At that point they began going through the matter again. In the midst of it Raggi said that all this means that if a customer receives an advance from the SIPC fund, this will not affect the amount of an advance that is received from the fund by another customer. (Tr. 40-41.) Wang admitted this is true, but said that the fund of customer property is affected because of SIPC's right of subrogation. (Tr. 41.) Leval responded by saying that it therefore is the case that if SIPC pays an advance to one customer because of his fictitious profits, this will reduce monies available to other customers from customer property because SIPC itself will have a claim against the estate via subrogation. (Tr. 42.) Wang said "That's correct." (Id.)
What, then, was the meaning of this colloquy?
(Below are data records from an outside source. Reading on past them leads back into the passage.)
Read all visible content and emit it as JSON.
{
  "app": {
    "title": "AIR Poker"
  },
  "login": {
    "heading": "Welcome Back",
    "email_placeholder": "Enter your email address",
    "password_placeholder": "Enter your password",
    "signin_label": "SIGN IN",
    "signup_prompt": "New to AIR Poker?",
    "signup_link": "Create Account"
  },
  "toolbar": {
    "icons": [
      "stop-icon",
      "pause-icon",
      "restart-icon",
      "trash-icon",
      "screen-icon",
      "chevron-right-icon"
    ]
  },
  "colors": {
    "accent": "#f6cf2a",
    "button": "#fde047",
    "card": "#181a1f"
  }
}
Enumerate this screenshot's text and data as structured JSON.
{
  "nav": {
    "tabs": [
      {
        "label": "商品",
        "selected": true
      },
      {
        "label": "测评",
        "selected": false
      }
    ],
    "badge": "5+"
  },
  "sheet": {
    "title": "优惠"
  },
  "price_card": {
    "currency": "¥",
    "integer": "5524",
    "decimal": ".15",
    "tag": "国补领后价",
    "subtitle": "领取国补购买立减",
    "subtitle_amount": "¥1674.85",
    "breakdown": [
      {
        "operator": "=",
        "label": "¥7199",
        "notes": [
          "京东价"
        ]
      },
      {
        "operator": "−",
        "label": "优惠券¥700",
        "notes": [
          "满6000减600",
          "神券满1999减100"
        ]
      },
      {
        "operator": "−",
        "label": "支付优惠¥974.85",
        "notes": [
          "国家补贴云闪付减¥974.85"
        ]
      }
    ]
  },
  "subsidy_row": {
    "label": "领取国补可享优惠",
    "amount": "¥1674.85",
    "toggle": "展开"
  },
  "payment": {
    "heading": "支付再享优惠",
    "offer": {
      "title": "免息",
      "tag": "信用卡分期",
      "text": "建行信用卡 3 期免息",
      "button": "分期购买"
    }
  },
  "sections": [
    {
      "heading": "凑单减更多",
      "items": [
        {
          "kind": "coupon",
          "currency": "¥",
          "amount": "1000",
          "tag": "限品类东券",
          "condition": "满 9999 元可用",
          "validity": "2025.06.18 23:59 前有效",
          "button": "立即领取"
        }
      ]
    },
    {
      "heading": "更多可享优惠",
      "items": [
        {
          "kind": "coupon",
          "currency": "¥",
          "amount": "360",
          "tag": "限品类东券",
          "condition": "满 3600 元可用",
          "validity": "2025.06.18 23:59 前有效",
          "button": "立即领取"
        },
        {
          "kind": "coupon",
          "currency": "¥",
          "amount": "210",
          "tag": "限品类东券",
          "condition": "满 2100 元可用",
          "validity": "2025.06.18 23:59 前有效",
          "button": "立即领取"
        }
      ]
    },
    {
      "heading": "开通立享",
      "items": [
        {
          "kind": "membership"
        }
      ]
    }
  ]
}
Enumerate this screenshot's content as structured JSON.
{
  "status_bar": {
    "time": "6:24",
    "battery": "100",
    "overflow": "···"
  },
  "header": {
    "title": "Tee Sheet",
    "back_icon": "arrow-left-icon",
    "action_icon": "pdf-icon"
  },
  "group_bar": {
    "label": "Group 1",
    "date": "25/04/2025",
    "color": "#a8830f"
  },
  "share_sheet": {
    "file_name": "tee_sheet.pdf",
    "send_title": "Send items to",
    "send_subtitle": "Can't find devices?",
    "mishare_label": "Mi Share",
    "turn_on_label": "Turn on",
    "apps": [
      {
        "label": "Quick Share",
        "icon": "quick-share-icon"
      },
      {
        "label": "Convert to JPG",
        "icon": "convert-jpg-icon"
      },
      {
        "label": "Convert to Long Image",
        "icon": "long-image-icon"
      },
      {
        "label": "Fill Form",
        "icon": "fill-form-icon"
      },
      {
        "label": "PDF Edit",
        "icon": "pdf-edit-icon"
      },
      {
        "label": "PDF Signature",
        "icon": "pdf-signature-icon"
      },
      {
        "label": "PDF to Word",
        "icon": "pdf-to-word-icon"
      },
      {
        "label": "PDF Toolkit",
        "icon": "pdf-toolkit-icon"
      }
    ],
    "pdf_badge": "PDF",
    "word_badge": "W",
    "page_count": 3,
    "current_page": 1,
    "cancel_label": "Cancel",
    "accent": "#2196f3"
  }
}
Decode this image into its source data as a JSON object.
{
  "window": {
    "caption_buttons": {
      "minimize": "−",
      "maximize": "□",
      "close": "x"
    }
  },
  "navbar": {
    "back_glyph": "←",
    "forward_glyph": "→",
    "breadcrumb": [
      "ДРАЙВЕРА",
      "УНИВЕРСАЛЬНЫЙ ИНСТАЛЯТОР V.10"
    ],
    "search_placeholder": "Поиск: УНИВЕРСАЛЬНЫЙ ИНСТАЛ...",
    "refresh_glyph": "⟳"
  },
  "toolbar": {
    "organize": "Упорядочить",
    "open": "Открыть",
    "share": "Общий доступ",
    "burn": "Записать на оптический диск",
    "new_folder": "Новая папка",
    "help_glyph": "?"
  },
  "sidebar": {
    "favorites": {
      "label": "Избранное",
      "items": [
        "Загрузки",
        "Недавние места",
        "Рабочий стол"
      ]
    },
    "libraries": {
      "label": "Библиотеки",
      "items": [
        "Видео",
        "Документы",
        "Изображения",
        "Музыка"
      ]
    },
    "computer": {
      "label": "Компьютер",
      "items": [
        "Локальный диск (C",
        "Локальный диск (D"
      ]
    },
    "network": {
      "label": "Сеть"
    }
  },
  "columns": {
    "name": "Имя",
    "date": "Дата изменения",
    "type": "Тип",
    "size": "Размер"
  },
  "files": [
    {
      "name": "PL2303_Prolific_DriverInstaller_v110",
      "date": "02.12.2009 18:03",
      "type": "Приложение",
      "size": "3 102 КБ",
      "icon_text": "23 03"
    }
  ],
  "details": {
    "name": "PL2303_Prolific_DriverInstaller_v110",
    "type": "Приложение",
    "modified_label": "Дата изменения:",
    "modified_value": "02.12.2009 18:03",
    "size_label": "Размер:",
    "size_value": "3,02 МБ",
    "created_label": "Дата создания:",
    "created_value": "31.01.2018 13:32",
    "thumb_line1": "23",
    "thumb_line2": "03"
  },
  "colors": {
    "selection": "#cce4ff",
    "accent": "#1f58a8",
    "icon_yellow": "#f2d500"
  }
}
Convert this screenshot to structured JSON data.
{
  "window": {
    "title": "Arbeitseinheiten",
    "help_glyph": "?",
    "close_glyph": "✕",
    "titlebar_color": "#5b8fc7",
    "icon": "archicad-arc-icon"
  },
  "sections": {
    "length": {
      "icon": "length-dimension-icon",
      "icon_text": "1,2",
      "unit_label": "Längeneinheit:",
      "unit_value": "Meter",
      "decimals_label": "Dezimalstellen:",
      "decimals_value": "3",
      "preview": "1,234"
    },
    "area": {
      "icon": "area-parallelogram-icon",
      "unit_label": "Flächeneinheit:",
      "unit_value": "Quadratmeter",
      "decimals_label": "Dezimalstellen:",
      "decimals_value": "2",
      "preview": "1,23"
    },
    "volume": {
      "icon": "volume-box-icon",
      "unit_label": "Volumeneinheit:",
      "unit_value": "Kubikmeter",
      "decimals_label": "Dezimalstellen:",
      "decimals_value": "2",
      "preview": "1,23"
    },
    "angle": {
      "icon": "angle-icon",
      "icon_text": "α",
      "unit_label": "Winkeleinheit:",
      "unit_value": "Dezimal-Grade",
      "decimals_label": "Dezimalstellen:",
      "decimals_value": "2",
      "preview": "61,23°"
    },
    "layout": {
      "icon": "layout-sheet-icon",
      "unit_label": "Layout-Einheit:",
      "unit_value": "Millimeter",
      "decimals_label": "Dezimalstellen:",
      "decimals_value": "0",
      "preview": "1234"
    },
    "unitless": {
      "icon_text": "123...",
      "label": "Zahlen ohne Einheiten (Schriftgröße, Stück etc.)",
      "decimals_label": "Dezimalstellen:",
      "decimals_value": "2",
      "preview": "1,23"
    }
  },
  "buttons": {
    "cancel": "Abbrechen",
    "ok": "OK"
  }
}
Well, the judges wanted to know why SIPC's obligation shouldn't be the same as Madoff's and, in this connection, why using that obligation, expressed by the final statement, would cause some victims to benefit at the expense of others. Wang's answer, first, was that the statute doesn't authorize having some victims benefit at the expense of others and this is what would happen if the final statement is used, because people who took out more than they put into a Ponzi scheme would be sharing "pro rata" in a fund of customer property, would be sharing in customer property with people who have not yet received all their principal back. (Tr. 37.) Wang's view of what the statute authorizes seems to me just another verbal formulization of the (wholly invented) position of the Trustee and SIPC, discussed and for many reasons rejected in Part 1, that fairness allegedly requires that all be paid in proportion -- that all be paid "pro rata," Wang said.
Interestingly, the statute does not say that all must be paid "pro rata." It says victims must be paid "ratably." SIPC, the Trustee, and everyone else, including me, always seems to have assumed that paying victims "ratably" means paying them "pro rata." The words "pro rata" and "ratably" sound and look as if they should mean the same thing. But "ratably" is not necessarily the same thing as "pro rata." "Pro rata" means proportionally. "Ratably," I gather from the dictionary, can mean proportionally but does not necessarily mean it. Instead, it can mean only that something is "capable of being rated, appraised or estimated," as one of the dictionaries puts it.